Climate change acts as a threat multiplier for hunger, undermining sustainable development and widening social inequalities. It destroys livelihoods and drives displacement, making it a key contributor to the global hunger crisis. Since the early 1990s, extreme weather-related disasters have doubled, leading to decreased harvests and increased food prices. The climate crisis fuels the hunger crisis, with millions of people going to bed hungry every night as a direct result of global warming.

The Impact of Climate Change on Agriculture and Food Production

Climate change directly impacts agriculture and food production, affecting staple crops around the world. Higher temperatures, water scarcity, droughts, floods, and greater CO2 concentrations in the atmosphere have resulted in declining corn and wheat production due to extreme weather events, plant diseases, and a global water crisis.

Areas like Africa’s Sahel attribute 80% of the causes behind an unpredictable cereal crop harvest to climate variability. In coastal areas like Bangladesh and Vietnam, rising sea levels pose a threat to food security as coastal farmlands are often flooded by saltwater, killing off rice crops.

Limiting Access to Food: The Ripple Effects of Climate Change

The reduction in the amount of food produced by climate change subsequently reduces the amount of food people can access. Interruptions to the food system due to a climate event can lead to inflation, leaving the poorest families most vulnerable. One study shows that people living in urban areas under the poverty line spend up to 75% of their budget on food alone.

In many of the world's hungriest countries that rely on agriculture as their main industry, families eat seasonally. Climate change has prolonged the “hungry seasons,” the times before harvest when the previous supply of food has been used up. The next crops are not quite ready to pick.

Climate Change and the Nutritional Value of Food

Climate change affects not only the quantity of food but also its quality. Higher carbon dioxide concentrations in plants reduce their protein, zinc, and iron content. By 2050, an estimated 175 million people could develop zinc deficiencies, and 122 million people may be protein-deficient.

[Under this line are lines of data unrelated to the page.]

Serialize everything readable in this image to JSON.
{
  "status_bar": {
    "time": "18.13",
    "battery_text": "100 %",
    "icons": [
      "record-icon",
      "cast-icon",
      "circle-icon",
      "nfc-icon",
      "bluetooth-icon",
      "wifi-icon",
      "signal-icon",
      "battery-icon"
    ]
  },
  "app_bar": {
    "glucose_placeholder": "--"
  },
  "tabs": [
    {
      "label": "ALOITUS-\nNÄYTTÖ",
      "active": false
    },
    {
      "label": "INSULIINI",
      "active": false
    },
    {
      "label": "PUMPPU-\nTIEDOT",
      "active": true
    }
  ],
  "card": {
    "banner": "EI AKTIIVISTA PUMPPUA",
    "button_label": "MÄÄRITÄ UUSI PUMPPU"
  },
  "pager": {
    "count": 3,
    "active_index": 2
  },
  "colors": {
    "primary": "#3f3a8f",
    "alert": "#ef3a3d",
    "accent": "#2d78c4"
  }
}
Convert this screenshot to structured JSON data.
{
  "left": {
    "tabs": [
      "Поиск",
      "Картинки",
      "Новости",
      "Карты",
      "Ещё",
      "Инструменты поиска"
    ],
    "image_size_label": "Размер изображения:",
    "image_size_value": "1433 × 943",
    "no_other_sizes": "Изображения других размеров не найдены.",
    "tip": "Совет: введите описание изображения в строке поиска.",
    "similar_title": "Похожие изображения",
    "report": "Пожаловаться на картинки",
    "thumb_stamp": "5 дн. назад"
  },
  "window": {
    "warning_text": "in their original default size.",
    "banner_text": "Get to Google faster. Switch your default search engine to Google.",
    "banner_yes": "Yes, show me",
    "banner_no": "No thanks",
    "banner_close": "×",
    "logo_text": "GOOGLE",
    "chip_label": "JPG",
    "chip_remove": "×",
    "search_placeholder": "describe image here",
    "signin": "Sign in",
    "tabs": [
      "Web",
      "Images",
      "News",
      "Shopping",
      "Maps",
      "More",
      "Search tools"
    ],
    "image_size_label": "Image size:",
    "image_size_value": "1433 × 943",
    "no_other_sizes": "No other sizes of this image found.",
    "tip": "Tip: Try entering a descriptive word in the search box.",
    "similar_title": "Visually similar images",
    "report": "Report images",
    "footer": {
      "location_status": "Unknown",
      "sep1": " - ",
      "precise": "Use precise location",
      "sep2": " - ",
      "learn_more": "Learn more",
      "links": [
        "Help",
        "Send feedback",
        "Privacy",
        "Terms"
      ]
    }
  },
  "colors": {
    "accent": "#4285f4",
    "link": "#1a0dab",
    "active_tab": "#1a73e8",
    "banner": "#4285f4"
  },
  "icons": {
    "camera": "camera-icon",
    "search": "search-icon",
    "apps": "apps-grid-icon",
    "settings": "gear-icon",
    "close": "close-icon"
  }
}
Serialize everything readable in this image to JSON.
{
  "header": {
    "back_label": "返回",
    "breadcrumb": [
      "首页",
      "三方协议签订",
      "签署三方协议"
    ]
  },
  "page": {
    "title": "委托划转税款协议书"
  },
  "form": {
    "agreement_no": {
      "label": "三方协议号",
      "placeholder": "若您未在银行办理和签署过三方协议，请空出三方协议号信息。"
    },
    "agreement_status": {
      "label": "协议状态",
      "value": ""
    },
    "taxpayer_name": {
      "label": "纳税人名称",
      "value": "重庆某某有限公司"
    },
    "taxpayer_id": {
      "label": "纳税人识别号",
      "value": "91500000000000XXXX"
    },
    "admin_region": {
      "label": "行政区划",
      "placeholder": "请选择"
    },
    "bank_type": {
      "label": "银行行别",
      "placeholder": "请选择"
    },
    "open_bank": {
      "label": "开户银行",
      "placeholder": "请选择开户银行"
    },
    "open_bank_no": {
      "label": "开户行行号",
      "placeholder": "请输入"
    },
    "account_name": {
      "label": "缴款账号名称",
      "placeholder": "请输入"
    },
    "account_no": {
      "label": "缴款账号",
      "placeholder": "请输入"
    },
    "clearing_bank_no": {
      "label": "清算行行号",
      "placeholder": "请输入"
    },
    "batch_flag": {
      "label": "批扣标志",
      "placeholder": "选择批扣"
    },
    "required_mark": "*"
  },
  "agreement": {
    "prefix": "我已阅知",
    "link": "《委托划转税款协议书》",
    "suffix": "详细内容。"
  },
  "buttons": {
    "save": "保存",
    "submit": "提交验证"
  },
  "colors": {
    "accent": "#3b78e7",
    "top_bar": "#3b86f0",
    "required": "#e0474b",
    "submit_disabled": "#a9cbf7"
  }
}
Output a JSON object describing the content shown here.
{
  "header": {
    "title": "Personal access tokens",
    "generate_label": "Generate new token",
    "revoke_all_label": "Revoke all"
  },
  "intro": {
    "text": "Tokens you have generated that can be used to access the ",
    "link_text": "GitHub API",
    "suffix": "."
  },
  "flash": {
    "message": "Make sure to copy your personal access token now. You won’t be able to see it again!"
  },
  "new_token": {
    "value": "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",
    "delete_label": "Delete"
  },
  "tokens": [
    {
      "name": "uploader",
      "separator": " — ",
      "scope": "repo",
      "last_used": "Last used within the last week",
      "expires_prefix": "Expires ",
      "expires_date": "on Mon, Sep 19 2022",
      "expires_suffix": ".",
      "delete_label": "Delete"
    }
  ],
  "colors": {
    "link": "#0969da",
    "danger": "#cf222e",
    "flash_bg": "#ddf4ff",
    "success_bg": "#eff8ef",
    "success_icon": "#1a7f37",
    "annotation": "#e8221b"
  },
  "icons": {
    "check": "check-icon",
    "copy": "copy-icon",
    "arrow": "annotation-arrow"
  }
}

Climate extremes also threaten livestock and fish populations, further reducing the nutritional value of food available.

Food Waste in a Changing Climate

Climate change also contributes to increased food waste. Crops grown in high-drought areas, when moved into humid storage facilities, are vulnerable to fungal infestations and pests. Likewise, flooding from extreme rainfalls can produce toxic mold on crops. According to the UN’s Food and Agriculture Organization, roughly one-third of the food produced by farmers is lost between the field and the market in low- and middle-income countries, further exacerbating the hunger crisis.

Looking Ahead: The Future of Climate Change and Hunger

The impacts of climate change on the global food system disproportionately affect those who already suffer from hunger and undernutrition, making them the most vulnerable. It is thus imperative that global efforts to combat climate change are closely tied to those aimed at reducing hunger.